The Problem With Software

Sep 07, 2016

I was reading Martin Fowler’s well-known paper on architecture as a result of the reading and thinking I’ve been doing about the work of an architect (as exemplified in a few recent articles).

I very much like the idea of thinking about architecture as “things which are hard to change”. As he points out, in software there is no particular reason why anything should be hard to change. For anything we can think of: interfaces, database schema, even programming language, someone has come up with a scheme to make it easy to change.

In the article, Fowler extensively quotes Ralph Johnson. In one place, Johnson points out that there is some limit to making something easy to change. Every attempt to make something easy to change increases the complexity a little bit. Coding to interfaces is an excellent practice to make it easy to change out the implementation, but it makes the job of the maintainer a little more complex, as it breaks the explicit connection between the method being called and the specific implementation. Dependency injection makes it easy to change a class’ collaborators, but at the cost of shifting the satisfaction of dependencies somewhere else.

It’s interesting to compare this way of thinking with what Fred Brooks says in No Silver Bullet. They both agree that complexity is what makes software difficult. The question is whether this complexity is purely a consequence of limits in our imagination, designs, and organizations, as Johnson and Fowler seem to imply, or whether it is inherent in the underlying problem that software is trying to solve, which is what Brooks suggests in No Silver Bullet.

As an example, take a piece of software that is trying to model some real-world phenomenon, like the climate. The Earth’s climate is enormously complex. To create a complete computer simulation of the climate would require a computer program that contained every significant factor. Unfortunately, as Douglas Adams pointed out by disproving the existence of art, there simply isn’t a simulation big enough.

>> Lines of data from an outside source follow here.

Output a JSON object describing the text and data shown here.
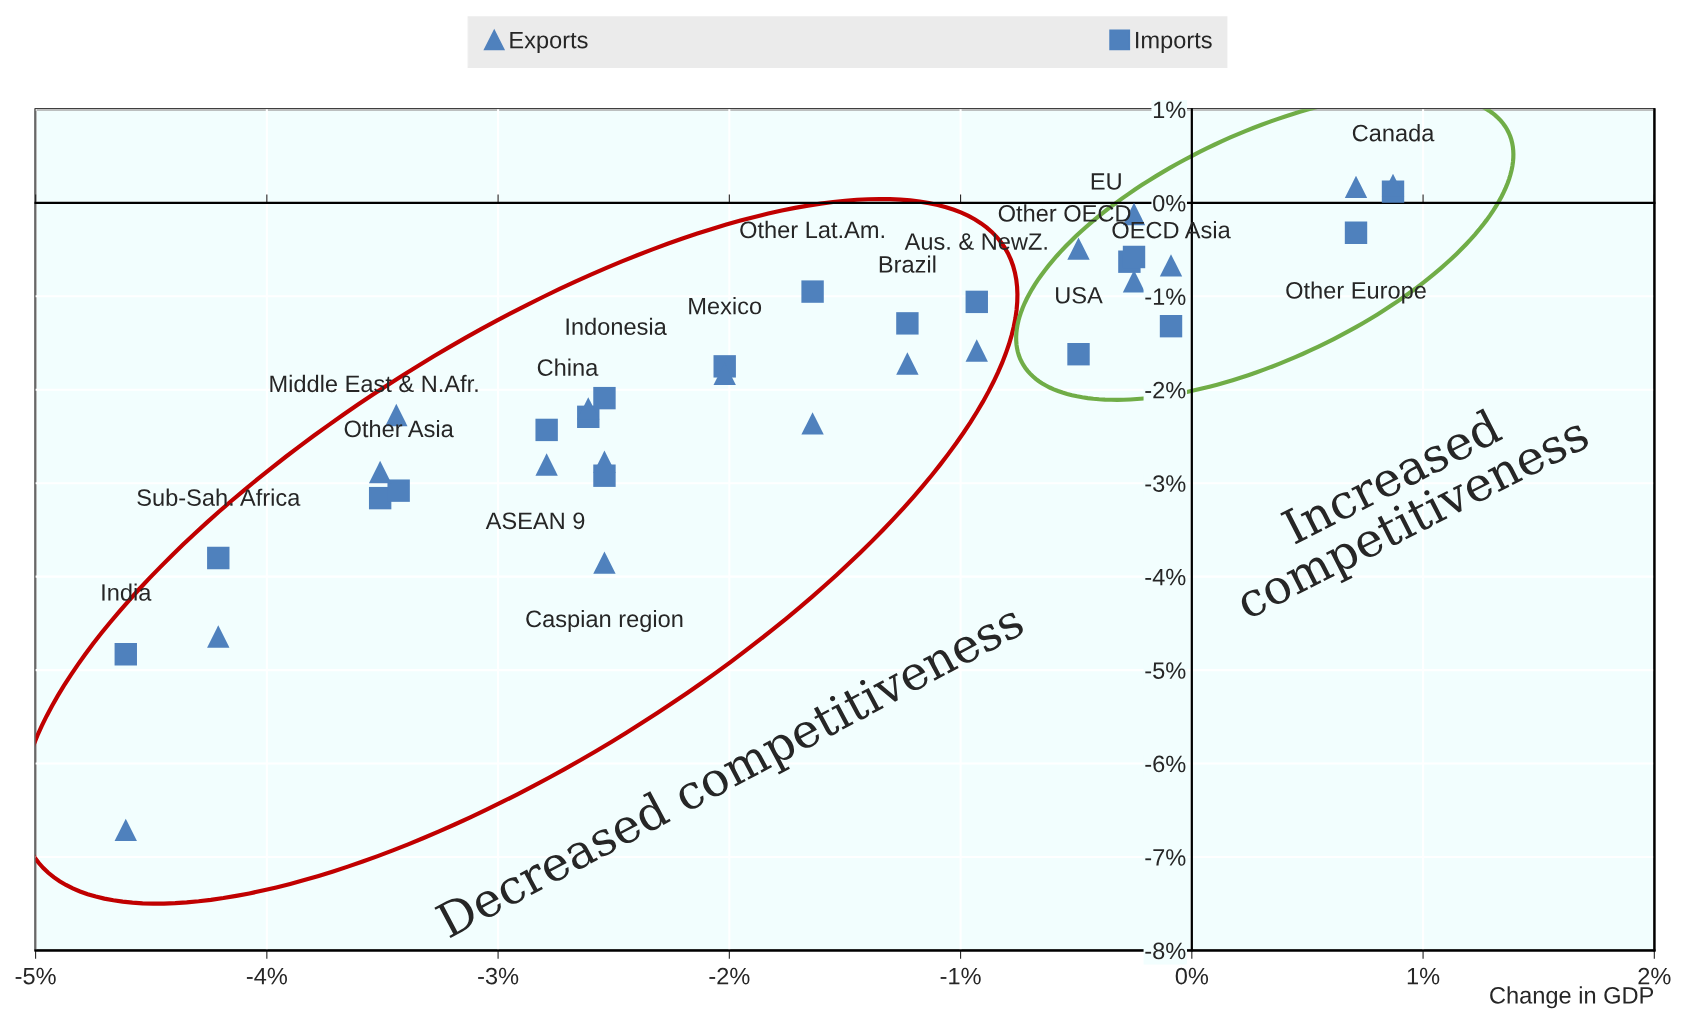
{
  "chart_data": {
    "type": "scatter",
    "xlabel": "Change in GDP",
    "series": [
      {
        "name": "Exports",
        "color": "#4f81bd",
        "marker": "triangle",
        "x": [
          -4.61,
          -4.21,
          -3.51,
          -3.44,
          -2.79,
          -2.61,
          -2.54,
          -2.54,
          -2.02,
          -1.64,
          -1.23,
          -0.93,
          -0.49,
          -0.25,
          -0.25,
          -0.09,
          0.71,
          0.87
        ],
        "values": [
          -6.71,
          -4.64,
          -2.88,
          -2.27,
          -2.8,
          -2.2,
          -2.77,
          -3.85,
          -1.83,
          -2.36,
          -1.72,
          -1.58,
          -0.49,
          -0.12,
          -0.84,
          -0.67,
          0.17,
          0.19
        ]
      },
      {
        "name": "Imports",
        "color": "#4f81bd",
        "marker": "square",
        "x": [
          -4.61,
          -4.21,
          -3.51,
          -3.43,
          -2.79,
          -2.61,
          -2.54,
          -2.54,
          -2.02,
          -1.64,
          -1.23,
          -0.93,
          -0.49,
          -0.27,
          -0.25,
          -0.09,
          0.71,
          0.87
        ],
        "values": [
          -4.83,
          -3.8,
          -3.16,
          -3.08,
          -2.43,
          -2.29,
          -2.09,
          -2.92,
          -1.75,
          -0.95,
          -1.29,
          -1.06,
          -1.62,
          -0.63,
          -0.58,
          -1.32,
          -0.32,
          0.12
        ]
      }
    ],
    "xlim": [
      -5,
      2
    ],
    "ylim": [
      -8,
      1
    ],
    "xticks": [
      {
        "value": -5,
        "label": "-5%"
      },
      {
        "value": -4,
        "label": "-4%"
      },
      {
        "value": -3,
        "label": "-3%"
      },
      {
        "value": -2,
        "label": "-2%"
      },
      {
        "value": -1,
        "label": "-1%"
      },
      {
        "value": 0,
        "label": "0%"
      },
      {
        "value": 1,
        "label": "1%"
      },
      {
        "value": 2,
        "label": "2%"
      }
    ],
    "yticks": [
      {
        "value": 1,
        "label": "1%"
      },
      {
        "value": 0,
        "label": "0%"
      },
      {
        "value": -1,
        "label": "-1%"
      },
      {
        "value": -2,
        "label": "-2%"
      },
      {
        "value": -3,
        "label": "-3%"
      },
      {
        "value": -4,
        "label": "-4%"
      },
      {
        "value": -5,
        "label": "-5%"
      },
      {
        "value": -6,
        "label": "-6%"
      },
      {
        "value": -7,
        "label": "-7%"
      },
      {
        "value": -8,
        "label": "-8%"
      }
    ],
    "grid": true,
    "legend": "top",
    "annotations": [
      {
        "text": "Canada",
        "x": 0.87,
        "y": 0.16
      },
      {
        "text": "Other Europe",
        "x": 0.71,
        "y": -0.32
      },
      {
        "text": "EU",
        "x": -0.25,
        "y": -0.12
      },
      {
        "text": "Other OECD",
        "x": -0.25,
        "y": -0.58
      },
      {
        "text": "OECD Asia",
        "x": -0.09,
        "y": -0.67
      },
      {
        "text": "USA",
        "x": -0.49,
        "y": -1.62
      },
      {
        "text": "Aus. & NewZ.",
        "x": -0.93,
        "y": -1.06
      },
      {
        "text": "Brazil",
        "x": -1.23,
        "y": -1.29
      },
      {
        "text": "Other Lat.Am.",
        "x": -1.64,
        "y": -0.95
      },
      {
        "text": "Mexico",
        "x": -2.02,
        "y": -1.75
      },
      {
        "text": "Indonesia",
        "x": -2.54,
        "y": -2.09
      },
      {
        "text": "China",
        "x": -2.61,
        "y": -2.29
      },
      {
        "text": "Middle East & N.Afr.",
        "x": -3.44,
        "y": -2.27
      },
      {
        "text": "Other Asia",
        "x": -3.43,
        "y": -3.08
      },
      {
        "text": "ASEAN 9",
        "x": -2.79,
        "y": -2.8
      },
      {
        "text": "Sub-Sah. Africa",
        "x": -4.21,
        "y": -3.8
      },
      {
        "text": "Caspian region",
        "x": -2.54,
        "y": -3.85
      },
      {
        "text": "India",
        "x": -4.61,
        "y": -4.83
      },
      "Decreased competitiveness",
      "Increased\ncompetitiveness"
    ]
  }
}
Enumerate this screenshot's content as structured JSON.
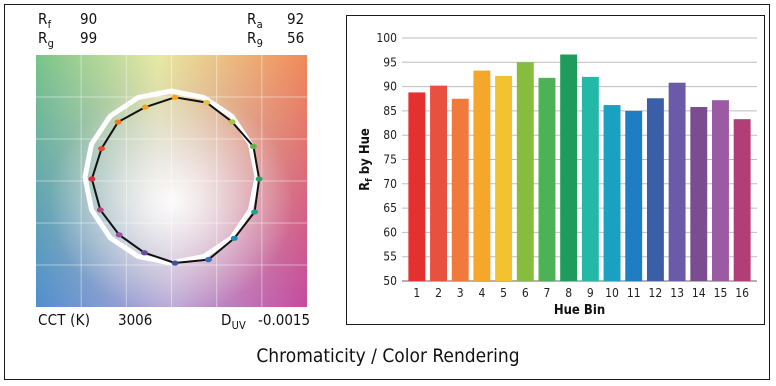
{
  "metrics": {
    "rf": {
      "label": "R",
      "sub": "f",
      "value": "90"
    },
    "rg_left": {
      "label": "R",
      "sub": "g",
      "value": "99"
    },
    "ra": {
      "label": "R",
      "sub": "a",
      "value": "92"
    },
    "rg_right": {
      "label": "R",
      "sub": "9",
      "value": "56"
    },
    "cct": {
      "label": "CCT (K)",
      "value": "3006"
    },
    "duv": {
      "label": "D",
      "sub": "UV",
      "value": "-0.0015"
    }
  },
  "caption": "Chromaticity / Color Rendering",
  "colors": {
    "bar_colors": [
      "#e53030",
      "#e85040",
      "#f07a3c",
      "#f6a62a",
      "#f2c230",
      "#86bd3e",
      "#4db255",
      "#1f9c5a",
      "#23b8a8",
      "#1aa0c0",
      "#1f7dc2",
      "#3a5ea8",
      "#6b5aa8",
      "#7b4c8f",
      "#9a5ba4",
      "#b23e78"
    ],
    "cie_ring_points": [
      "#f3a51f",
      "#e8c13a",
      "#a6c73c",
      "#5fb14c",
      "#2fa064",
      "#239f8e",
      "#1a8bb8",
      "#2f6db8",
      "#3e4fa7",
      "#6b4ea3",
      "#9a4fa3",
      "#b0457f",
      "#d9313b",
      "#e54a32",
      "#f07a24",
      "#f2a327"
    ]
  },
  "chart_data": {
    "type": "bar",
    "title": "",
    "xlabel": "Hue Bin",
    "ylabel": "Rf by Hue",
    "ylabel_main": "R",
    "ylabel_sub": "f",
    "ylabel_rest": "by Hue",
    "categories": [
      "1",
      "2",
      "3",
      "4",
      "5",
      "6",
      "7",
      "8",
      "9",
      "10",
      "11",
      "12",
      "13",
      "14",
      "15",
      "16"
    ],
    "values": [
      88.8,
      90.2,
      87.5,
      93.3,
      92.2,
      95.0,
      91.8,
      96.6,
      92.0,
      86.2,
      85.0,
      87.6,
      90.8,
      85.8,
      87.2,
      83.3
    ],
    "ylim": [
      50,
      100
    ],
    "yticks": [
      50,
      55,
      60,
      65,
      70,
      75,
      80,
      85,
      90,
      95,
      100
    ],
    "grid": true
  }
}
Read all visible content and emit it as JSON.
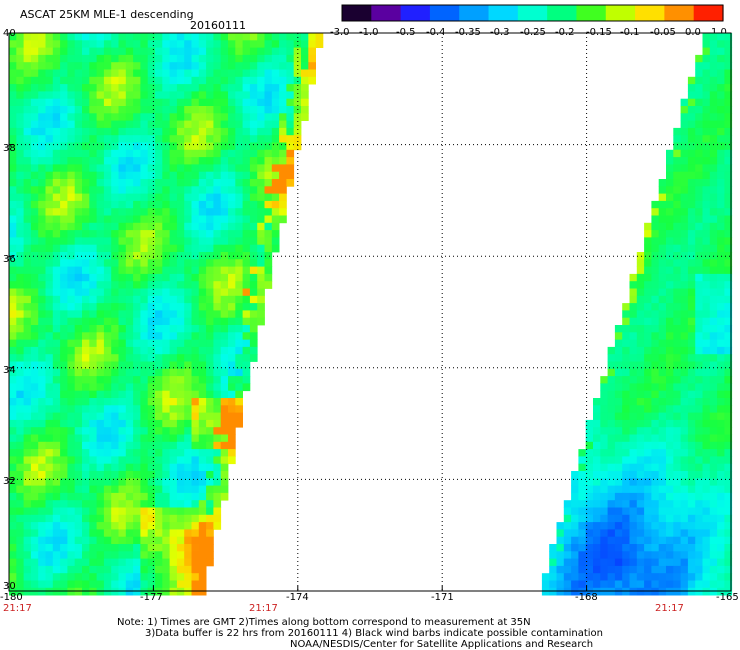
{
  "header": {
    "title": "ASCAT 25KM MLE-1 descending",
    "date": "20160111"
  },
  "colorbar": {
    "labels": [
      "-3.0",
      "-1.0",
      "-0.5",
      "-0.4",
      "-0.35",
      "-0.3",
      "-0.25",
      "-0.2",
      "-0.15",
      "-0.1",
      "-0.05",
      "0.0",
      "1.0"
    ],
    "colors": [
      "#1a0030",
      "#5a00a0",
      "#2020ff",
      "#0064ff",
      "#00a0ff",
      "#00d8ff",
      "#00ffd0",
      "#00ff80",
      "#40ff20",
      "#c0ff00",
      "#ffe000",
      "#ff9000",
      "#ff2000"
    ]
  },
  "map": {
    "lon_min": -180,
    "lon_max": -165,
    "lat_min": 30,
    "lat_max": 40,
    "lon_ticks": [
      "-180",
      "-177",
      "-174",
      "-171",
      "-168",
      "-165"
    ],
    "lat_ticks": [
      "40",
      "38",
      "36",
      "34",
      "32",
      "30"
    ],
    "grid_lons": [
      -177,
      -174,
      -171,
      -168
    ],
    "grid_lats": [
      32,
      34,
      36,
      38
    ],
    "pass_times": [
      "21:17",
      "21:17",
      "21:17"
    ]
  },
  "footer": {
    "note_line1": "Note: 1) Times are GMT 2)Times along bottom correspond to measurement at 35N",
    "note_line2": "3)Data buffer is 22 hrs from 20160111 4) Black wind barbs indicate possible contamination",
    "credit": "NOAA/NESDIS/Center for Satellite Applications and Research"
  }
}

So we need a model, which omits some of the significant factors but hopefully gives us enough of the biggest ones so that we can make large-scale predictions. (We can’t make small-scale predictions without all the factors; that would be the equivalent of predicting the weather a month from now.) The point is that, in order to produce a program we can actually run, we already have to reduce the complexity of our computer program compared to that of the real world. (Of course, global climate models have been doing rather poorly compared to observations lately, but even if they were doing well the point would still hold.)

So without even introducing any complexity brought about by architecture or design flaws, we already have as much complexity as we can possibly handle. In fact, we have left over complexity that we can’t handle; if we could handle more complexity, we would introduce more climate factors and make the program more complex.

This is what Brooks means by the essential complexity. It comes to us from the fact that we are modeling the real world. There is no reason to think that there is any way to remove or get around this essential complexity. Even in cases where the complexity is ultimately human (as in the complexity of an app like Uber that is continually matching riders with drivers) we can’t make the complexity go away, no matter how good our architecture is.

So what would be the hallmark of a good architecture? One answer might be that it introduces as little complexity as possible. However, we saw earlier that every time we make something easy to change, we introduce some complexity. So maybe we would say it introduces as little complexity as practical. But really all we’ve done is just push the question back a step, because how do we know if the complexity we’ve introduced is practical?

Fowler says that agile methods attempt to contain complexity by reducing “irreversability”. When we say we make something easy to change, we could also say that we are making the decision easy to “undo”. I code to interfaces even though I’ve already picked an implementation because I might want to “unpick” that implementation. Unfortunately, this looks to me more like shifting complexity rather than eliminating it. I introduce a microservice architecture to make it easy to change out a component, but now in place of the complexity of coupling I have the complexity of asynchronous processing and interface marshalling.

Ultimately I don’t think this problem admits a solution. I suppose that’s good, in a way; I enjoy spending part of my time doing software architecture and it would be a pity if there turned out to be One Right Architecture that we just had to apply to solve all our problems. I don’t think there’s anything we can reasonably expect to do as software developers other than continue to muddle through, do the best we can with what we know, and continue to grind out incremental improvements in building software with each new technology, new idea, and new generation of developers. But given that this is how we got from the observation balloon to sending people into space, maybe that’s not such a bad approach after all.